Bir gün sahabe İmam Rıza’dan –s– sorar: Eğer insan bir mecliste otururken araya bir söz atılır ve insanlar şakalaşıp gülecek olursa, acaba bu amel sakıncalı mıdır? İmam Rıza –s– şöyle buyurur: Eğer arada çirkin ve uygunsuz bir söz yoksa, yani insanlar bir araya gelip eğlenmek ve mutlu olmak amacıyla mecliste oturanları güldürecek ve mutlu edecek söz ederse, sakıncası yoktur, tabi bu sözün içinde alay, yalan, gıybet veya çirkin söz gibi günah sayılacak sözler olmamalıdır.

Allah Resulü –s– Ebuzer’e vasiyetlerinde şöyle buyurur: Ey Ebuzer, yalan sözle insanları güldürenlerin vay haline, vay haline.

İslam dininde şiddetle tenkit edilen bir başka gülme çeşidi, alaylı gülmektir. Eğer insan başkasının kusurunu gülmek ve alay konusu edecek olursa ve eğer başkalarıyla alay ederek kendisini ve başkalarını güldürecek olursa, bu fiil İslam açısından şayeste olmadığı gibi, günah da sayılır. Bu tür bir günah insanların üzerinde hakkı olan bir günahtır ve insan saadeti ve erdemi üzerinde yıkılı tesiri söz konusudur.

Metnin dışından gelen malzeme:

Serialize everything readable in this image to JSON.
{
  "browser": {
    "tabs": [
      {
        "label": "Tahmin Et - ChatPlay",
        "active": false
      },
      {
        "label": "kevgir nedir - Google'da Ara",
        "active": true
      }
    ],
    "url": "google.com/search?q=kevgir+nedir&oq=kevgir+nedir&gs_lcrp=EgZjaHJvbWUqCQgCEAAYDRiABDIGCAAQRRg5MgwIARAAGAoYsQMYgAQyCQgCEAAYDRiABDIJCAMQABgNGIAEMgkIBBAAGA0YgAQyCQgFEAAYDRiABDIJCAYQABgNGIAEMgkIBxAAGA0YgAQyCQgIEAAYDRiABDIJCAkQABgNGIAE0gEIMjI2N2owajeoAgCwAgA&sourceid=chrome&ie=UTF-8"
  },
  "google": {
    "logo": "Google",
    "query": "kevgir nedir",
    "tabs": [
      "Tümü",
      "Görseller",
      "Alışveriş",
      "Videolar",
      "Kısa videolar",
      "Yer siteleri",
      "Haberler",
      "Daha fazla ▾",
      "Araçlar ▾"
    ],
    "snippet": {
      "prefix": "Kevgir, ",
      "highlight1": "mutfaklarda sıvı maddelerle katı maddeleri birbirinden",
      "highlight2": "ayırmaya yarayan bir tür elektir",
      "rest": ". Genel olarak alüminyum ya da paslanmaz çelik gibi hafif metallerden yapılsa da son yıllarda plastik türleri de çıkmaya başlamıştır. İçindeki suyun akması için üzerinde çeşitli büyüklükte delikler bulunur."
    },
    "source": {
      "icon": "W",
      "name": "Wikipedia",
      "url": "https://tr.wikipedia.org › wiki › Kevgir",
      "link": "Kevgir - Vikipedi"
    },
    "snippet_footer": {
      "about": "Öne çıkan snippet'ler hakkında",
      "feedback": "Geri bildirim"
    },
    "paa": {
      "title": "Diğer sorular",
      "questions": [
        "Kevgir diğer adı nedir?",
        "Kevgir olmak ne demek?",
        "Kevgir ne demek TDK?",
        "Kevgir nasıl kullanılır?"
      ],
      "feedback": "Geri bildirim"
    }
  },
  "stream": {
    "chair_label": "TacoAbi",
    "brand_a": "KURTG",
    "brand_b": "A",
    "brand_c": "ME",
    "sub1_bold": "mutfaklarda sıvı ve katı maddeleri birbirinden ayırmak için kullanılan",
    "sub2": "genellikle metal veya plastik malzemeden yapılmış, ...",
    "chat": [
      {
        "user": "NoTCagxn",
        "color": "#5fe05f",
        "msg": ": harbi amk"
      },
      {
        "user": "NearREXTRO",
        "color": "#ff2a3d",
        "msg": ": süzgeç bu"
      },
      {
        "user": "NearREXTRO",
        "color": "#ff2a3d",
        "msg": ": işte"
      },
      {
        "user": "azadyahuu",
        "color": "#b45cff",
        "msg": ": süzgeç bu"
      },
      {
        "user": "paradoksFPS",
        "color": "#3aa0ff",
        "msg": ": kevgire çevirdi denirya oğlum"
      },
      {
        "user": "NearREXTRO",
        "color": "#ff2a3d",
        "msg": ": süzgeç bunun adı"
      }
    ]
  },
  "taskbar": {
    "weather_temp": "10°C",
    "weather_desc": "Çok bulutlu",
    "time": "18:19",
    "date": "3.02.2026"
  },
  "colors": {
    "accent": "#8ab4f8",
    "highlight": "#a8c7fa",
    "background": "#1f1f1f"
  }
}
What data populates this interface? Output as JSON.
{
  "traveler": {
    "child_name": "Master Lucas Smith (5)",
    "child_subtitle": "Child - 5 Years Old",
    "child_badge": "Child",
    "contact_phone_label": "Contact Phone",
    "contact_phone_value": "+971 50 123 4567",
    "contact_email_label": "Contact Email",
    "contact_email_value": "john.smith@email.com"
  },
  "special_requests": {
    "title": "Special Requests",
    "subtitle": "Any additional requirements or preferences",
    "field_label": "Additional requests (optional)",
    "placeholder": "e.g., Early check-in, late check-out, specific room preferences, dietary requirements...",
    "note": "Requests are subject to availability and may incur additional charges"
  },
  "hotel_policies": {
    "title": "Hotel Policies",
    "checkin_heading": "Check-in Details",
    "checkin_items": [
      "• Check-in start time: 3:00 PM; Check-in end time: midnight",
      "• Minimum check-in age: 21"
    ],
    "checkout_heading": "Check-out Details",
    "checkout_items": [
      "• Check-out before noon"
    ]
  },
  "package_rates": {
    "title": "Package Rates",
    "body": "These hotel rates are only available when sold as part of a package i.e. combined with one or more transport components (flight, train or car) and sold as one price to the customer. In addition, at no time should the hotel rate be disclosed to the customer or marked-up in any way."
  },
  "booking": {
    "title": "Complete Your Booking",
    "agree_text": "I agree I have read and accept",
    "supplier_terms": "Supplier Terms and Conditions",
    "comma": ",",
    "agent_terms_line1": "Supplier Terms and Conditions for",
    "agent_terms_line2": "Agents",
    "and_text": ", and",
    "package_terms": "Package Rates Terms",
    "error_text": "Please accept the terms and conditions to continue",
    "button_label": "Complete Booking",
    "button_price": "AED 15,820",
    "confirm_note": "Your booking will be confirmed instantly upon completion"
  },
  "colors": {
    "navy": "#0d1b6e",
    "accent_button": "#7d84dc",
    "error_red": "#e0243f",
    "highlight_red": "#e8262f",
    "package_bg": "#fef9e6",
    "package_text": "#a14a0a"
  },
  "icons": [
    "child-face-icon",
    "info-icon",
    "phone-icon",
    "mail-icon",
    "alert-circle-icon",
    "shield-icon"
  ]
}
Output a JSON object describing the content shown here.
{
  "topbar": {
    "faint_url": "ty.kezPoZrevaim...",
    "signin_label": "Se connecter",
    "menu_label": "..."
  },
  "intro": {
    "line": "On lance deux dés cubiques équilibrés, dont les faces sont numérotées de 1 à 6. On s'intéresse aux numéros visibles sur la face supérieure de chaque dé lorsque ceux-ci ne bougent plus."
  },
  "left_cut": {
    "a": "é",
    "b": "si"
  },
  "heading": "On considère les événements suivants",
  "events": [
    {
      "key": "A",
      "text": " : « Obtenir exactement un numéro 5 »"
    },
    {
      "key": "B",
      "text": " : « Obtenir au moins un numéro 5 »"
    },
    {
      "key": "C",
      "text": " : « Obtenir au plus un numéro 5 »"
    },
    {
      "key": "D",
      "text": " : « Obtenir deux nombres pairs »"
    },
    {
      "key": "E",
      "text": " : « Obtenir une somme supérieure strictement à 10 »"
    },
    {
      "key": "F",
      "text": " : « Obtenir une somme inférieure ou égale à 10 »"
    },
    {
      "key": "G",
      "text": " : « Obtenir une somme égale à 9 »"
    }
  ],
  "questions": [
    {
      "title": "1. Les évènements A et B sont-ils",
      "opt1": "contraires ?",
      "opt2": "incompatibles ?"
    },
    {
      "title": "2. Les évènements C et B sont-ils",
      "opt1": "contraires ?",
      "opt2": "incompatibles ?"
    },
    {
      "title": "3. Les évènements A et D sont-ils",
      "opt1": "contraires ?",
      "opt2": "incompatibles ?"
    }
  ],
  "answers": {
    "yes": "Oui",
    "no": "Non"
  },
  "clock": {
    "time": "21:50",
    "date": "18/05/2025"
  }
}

İslam dininde aşırı derecede gülmenin yıkıcı ve zararlı tesirlerine ve sonuçlarına işaret edilmiştir. Bu sonuçlardan biri, insanın gönlünü soldurmasıdır. Aşırı derecede gülmek insanın düşünmesini ve ibret almasını ve mebda ve maad gibi durumlardan gafil kalmasını beraberinde getirir ve bunlardan gafil olmak da günahların kaynağıdır. Günah ve gafletin en kötü tesiri ise insanın gönlünün kararması ve ilim nurundan mahrum kalması ve sonunda solup ölmesidir. Yine insanın ihtişamı ve etkinliğinin yok olmasından da fazla gülmek sorumlu tutulur. Öte yandan sürekli gülmeye alışan insanlar gülmek için yeni sebepler aramaya başlar ve gülmek için gerçekçe sebepler kısıtlı olduğundan kaçınılmaz olarak gıybete, alaya, yalana ve uygunsuz söz ve amellere yönelirler, ki bu da karşı tarafın üzülmesine ve kin beslemesine yol açar. Bu yüzden İslamî rivayetlerde kin beslemek de aşırı gülmenin sonuçlarından biri şeklinde ifade edilir.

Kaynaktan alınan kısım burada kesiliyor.